2. If you love your mother, lose the headphones.

Ugh. This one was hard to me to give up. Word’s can’t describe the feeling of your favourite song in your ear as you pedal along next to the ocean. It’s super dangerous though.

The obvious loss of the ability to hear your surroundings is dangerous enough, but it’s only part of the issue. Great music takes you somewhere else mentally. For example My Girls by Animal Collective takes me on a journey musically and lyrically. Basically my mind is dancing and if something goes weird on my ride I will be on a journey over my handlebars before I know something’s going on.

3. If you love your mother, ride with lights and reflectors.

My mom wants me to wear a visi-vest (the neon orange vests worn by construction workers and crossing guards).

If you’re cool with that, that’s really cool. I want to balance style and safety so I’ve gone a different route. Lights and secretly reflective clothing. I ride with Chrome’s Strom Truk Shoes and Levi’s Commuter Trucker Jacket, with a subtle reflective strips and waterproofing, they’re perfect for Vancouver.

4. If you love your mother, stick to the bike routes.

This is the point where you need to be really honest with yourself. Are you ready to bike safely in traffic? Do you know how you will react when traffic does something you don’t expect it to? Are you being pushed in to Door Zone?

If you answered No to any of those question you may not be ready to ride in medium to high traffic areas. That’s okay, you’re still have a right to enjoy cycling as much as someone who is riding in those areas. You should just plan your route accordingly.

Use this map to finding the bike routes around the city that will be the safest way to get where you need to.

5. If you love your mother, love your bike too.

The most neglected part of bicycle safety is the bike itself. Does your bike stop shifting to 6 of your 12 gears? You still have 6 left, what’s the big deal, right?

The big deal is your bike is broken and if gives up while you’re moving or performs in a way you’re not used to there’s a way higher chance that you’ll end up off of it.

Whew, done! I feel better.

These tips will help keep you dancing, dining and cycling all summer long. There are tons of other ways you can keep safe and stylish this summer while riding though.
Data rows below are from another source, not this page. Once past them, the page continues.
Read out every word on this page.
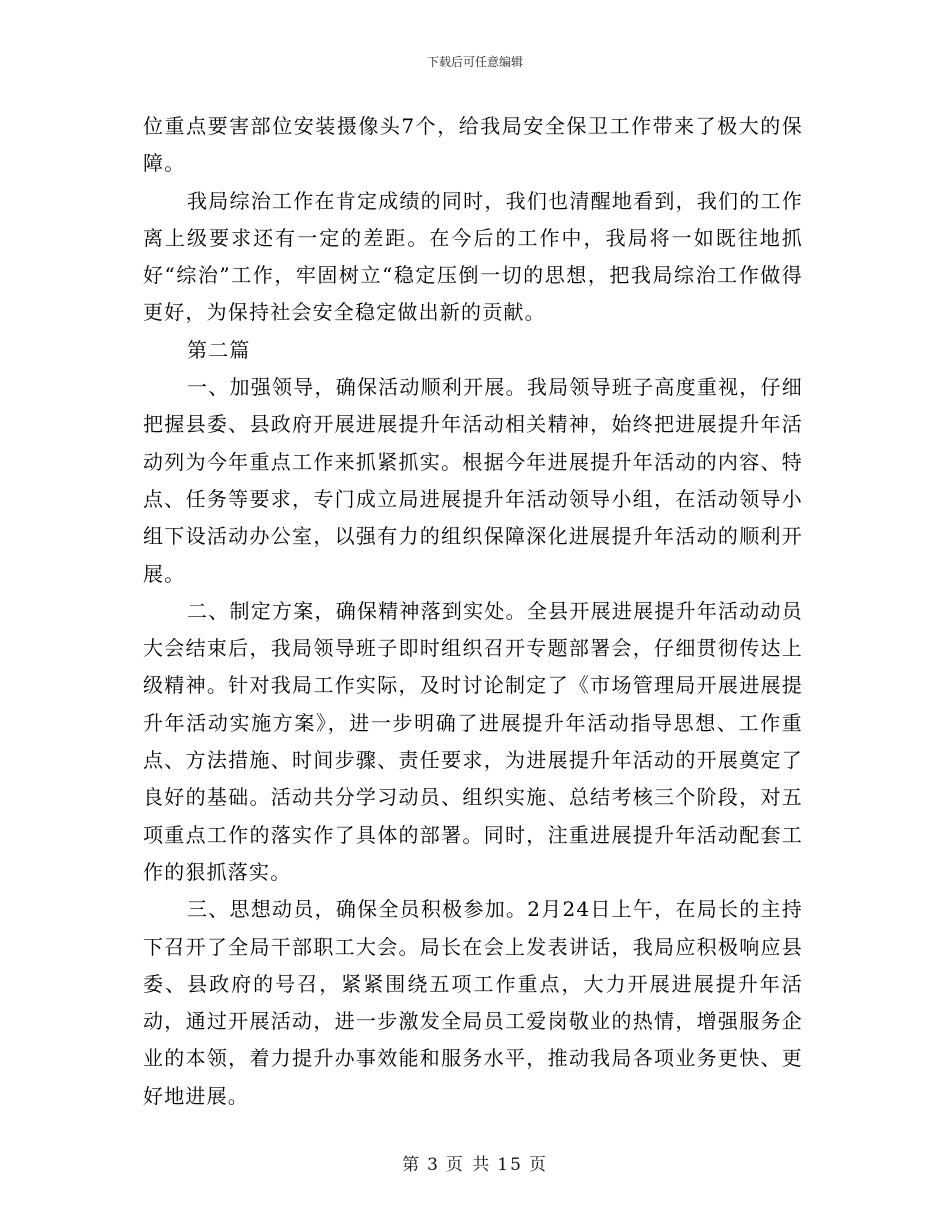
下载后可任意编辑

位重点要害部位安装摄像头7个，给我局安全保卫工作带来了极大的保障。

我局综治工作在肯定成绩的同时，我们也清醒地看到，我们的工作离上级要求还有一定的差距。在今后的工作中，我局将一如既往地抓好“综治”工作，牢固树立“稳定压倒一切的思想，把我局综治工作做得更好，为保持社会安全稳定做出新的贡献。

第二篇

一、加强领导，确保活动顺利开展。我局领导班子高度重视，仔细把握县委、县政府开展进展提升年活动相关精神，始终把进展提升年活动列为今年重点工作来抓紧抓实。根据今年进展提升年活动的内容、特点、任务等要求，专门成立局进展提升年活动领导小组，在活动领导小组下设活动办公室，以强有力的组织保障深化进展提升年活动的顺利开展。

二、制定方案，确保精神落到实处。全县开展进展提升年活动动员大会结束后，我局领导班子即时组织召开专题部署会，仔细贯彻传达上级精神。针对我局工作实际，及时讨论制定了《市场管理局开展进展提升年活动实施方案》，进一步明确了进展提升年活动指导思想、工作重点、方法措施、时间步骤、责任要求，为进展提升年活动的开展奠定了良好的基础。活动共分学习动员、组织实施、总结考核三个阶段，对五项重点工作的落实作了具体的部署。同时，注重进展提升年活动配套工作的狠抓落实。

三、思想动员，确保全员积极参加。2月24日上午，在局长的主持下召开了全局干部职工大会。局长在会上发表讲话，我局应积极响应县委、县政府的号召，紧紧围绕五项工作重点，大力开展进展提升年活动，通过开展活动，进一步激发全局员工爱岗敬业的热情，增强服务企业的本领，着力提升办事效能和服务水平，推动我局各项业务更快、更好地进展。

第 3 页 共 15 页
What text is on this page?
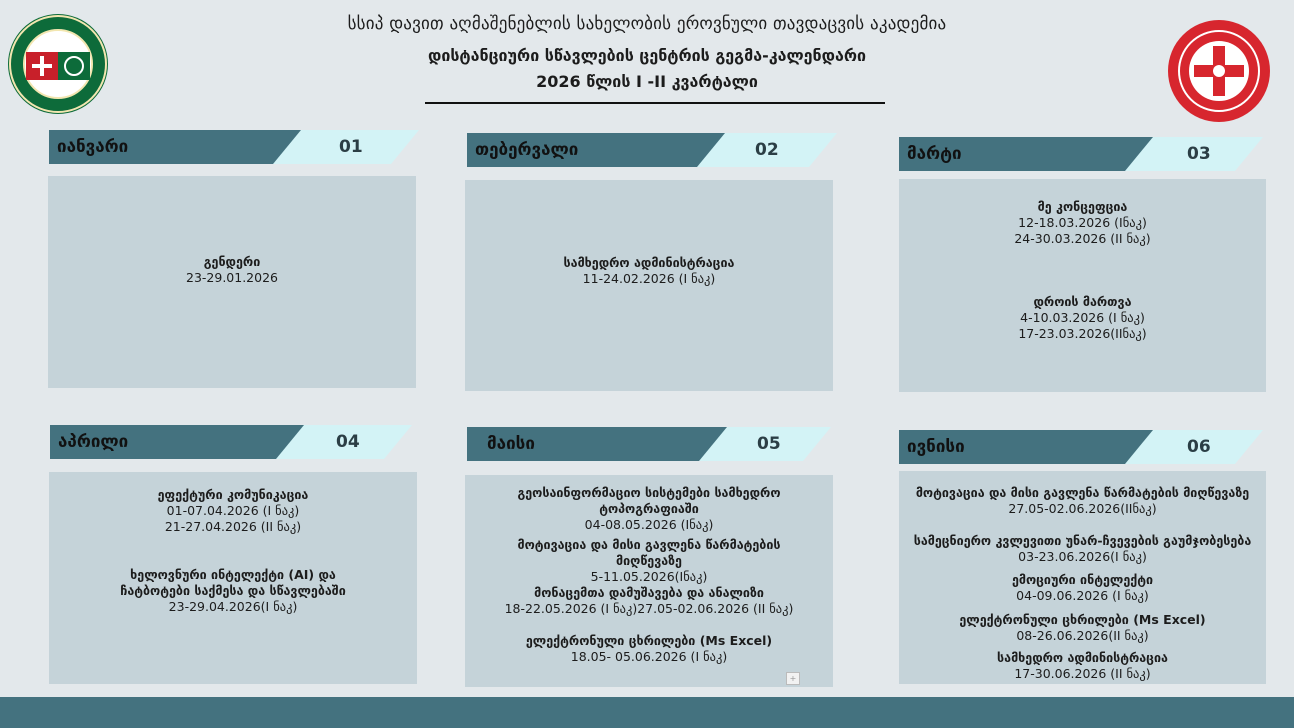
სსიპ დავით აღმაშენებლის სახელობის ეროვნული თავდაცვის აკადემია
დისტანციური სწავლების ცენტრის გეგმა-კალენდარი
2026 წლის I -II კვარტალი
იანვარი	01
გენდერი
23-29.01.2026
თებერვალი	02
სამხედრო ადმინისტრაცია
11-24.02.2026 (I ნაკ)
მარტი	03
მე კონცეფცია
12-18.03.2026 (Iნაკ)
24-30.03.2026 (II ნაკ)
დროის მართვა
4-10.03.2026 (I ნაკ)
17-23.03.2026(IIნაკ)
აპრილი	04
ეფექტური კომუნიკაცია
01-07.04.2026 (I ნაკ)
21-27.04.2026 (II ნაკ)
ხელოვნური ინტელექტი (AI) და ჩატბოტები საქმესა და სწავლებაში
23-29.04.2026(I ნაკ)
მაისი	05
გეოსაინფორმაციო სისტემები სამხედრო ტოპოგრაფიაში
04-08.05.2026 (Iნაკ)
მოტივაცია და მისი გავლენა წარმატების მიღწევაზე
5-11.05.2026(Iნაკ)
მონაცემთა დამუშავება და ანალიზი
18-22.05.2026 (I ნაკ)27.05-02.06.2026 (II ნაკ)
ელექტრონული ცხრილები (Ms Excel)
18.05- 05.06.2026 (I ნაკ)
+
ივნისი	06
მოტივაცია და მისი გავლენა წარმატების მიღწევაზე
27.05-02.06.2026(IIნაკ)
სამეცნიერო კვლევითი უნარ-ჩვევების გაუმჯობესება
03-23.06.2026(I ნაკ)
ემოციური ინტელექტი
04-09.06.2026 (I ნაკ)
ელექტრონული ცხრილები (Ms Excel)
08-26.06.2026(II ნაკ)
სამხედრო ადმინისტრაცია
17-30.06.2026 (II ნაკ)
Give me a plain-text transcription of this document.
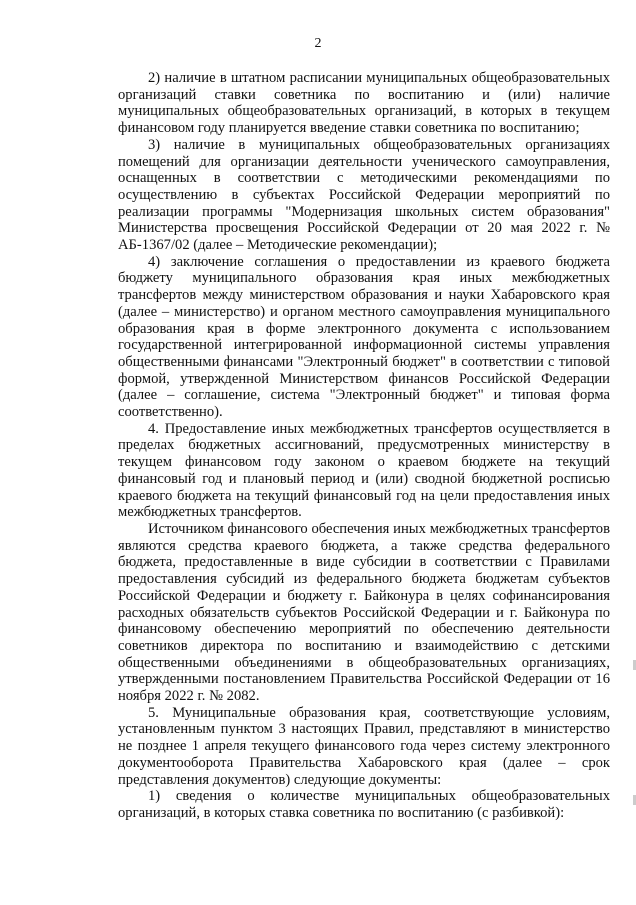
2

2) наличие в штатном расписании муниципальных общеобразовательных организаций ставки советника по воспитанию и (или) наличие муниципальных общеобразовательных организаций, в которых в текущем финансовом году планируется введение ставки советника по воспитанию;

3) наличие в муниципальных общеобразовательных организациях помещений для организации деятельности ученического самоуправления, оснащенных в соответствии с методическими рекомендациями по осуществлению в субъектах Российской Федерации мероприятий по реализации программы "Модернизация школьных систем образования" Министерства просвещения Российской Федерации от 20 мая 2022 г. № АБ-1367/02 (далее – Методические рекомендации);

4) заключение соглашения о предоставлении из краевого бюджета бюджету муниципального образования края иных межбюджетных трансфертов между министерством образования и науки Хабаровского края (далее – министерство) и органом местного самоуправления муниципального образования края в форме электронного документа с использованием государственной интегрированной информационной системы управления общественными финансами "Электронный бюджет" в соответствии с типовой формой, утвержденной Министерством финансов Российской Федерации (далее – соглашение, система "Электронный бюджет" и типовая форма соответственно).

4. Предоставление иных межбюджетных трансфертов осуществляется в пределах бюджетных ассигнований, предусмотренных министерству в текущем финансовом году законом о краевом бюджете на текущий финансовый год и плановый период и (или) сводной бюджетной росписью краевого бюджета на текущий финансовый год на цели предоставления иных межбюджетных трансфертов.

Источником финансового обеспечения иных межбюджетных трансфертов являются средства краевого бюджета, а также средства федерального бюджета, предоставленные в виде субсидии в соответствии с Правилами предоставления субсидий из федерального бюджета бюджетам субъектов Российской Федерации и бюджету г. Байконура в целях софинансирования расходных обязательств субъектов Российской Федерации и г. Байконура по финансовому обеспечению мероприятий по обеспечению деятельности советников директора по воспитанию и взаимодействию с детскими общественными объединениями в общеобразовательных организациях, утвержденными постановлением Правительства Российской Федерации от 16 ноября 2022 г. № 2082.

5. Муниципальные образования края, соответствующие условиям, установленным пунктом 3 настоящих Правил, представляют в министерство не позднее 1 апреля текущего финансового года через систему электронного документооборота Правительства Хабаровского края (далее – срок представления документов) следующие документы:

1) сведения о количестве муниципальных общеобразовательных организаций, в которых ставка советника по воспитанию (с разбивкой):
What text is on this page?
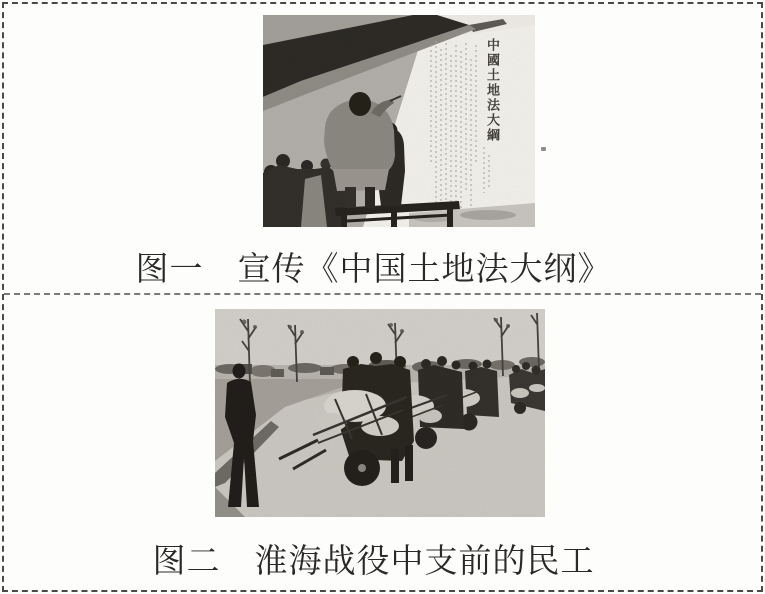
中國土地法大綱
图一 宣传《中国土地法大纲》
图二 淮海战役中支前的民工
I’ll toss a list at the end here.

Until next time,

Stay safe, stay cool.

Other ways to stay safe

  • Wear denim (It looks super cool and will protect you a bit if you do bail)
  • Ride in groups
  • Lock your bike (Losing it mid-season will cause lasting emotional damage)
  • Hydrate
  • By your partner gifts on your rides
  • Use your hand signals correctly
  • Eat donuts to emotionally prepare
  • Learn bike maintenance at OCB
  • Join a cycling community (Cycling BC is a great place to start)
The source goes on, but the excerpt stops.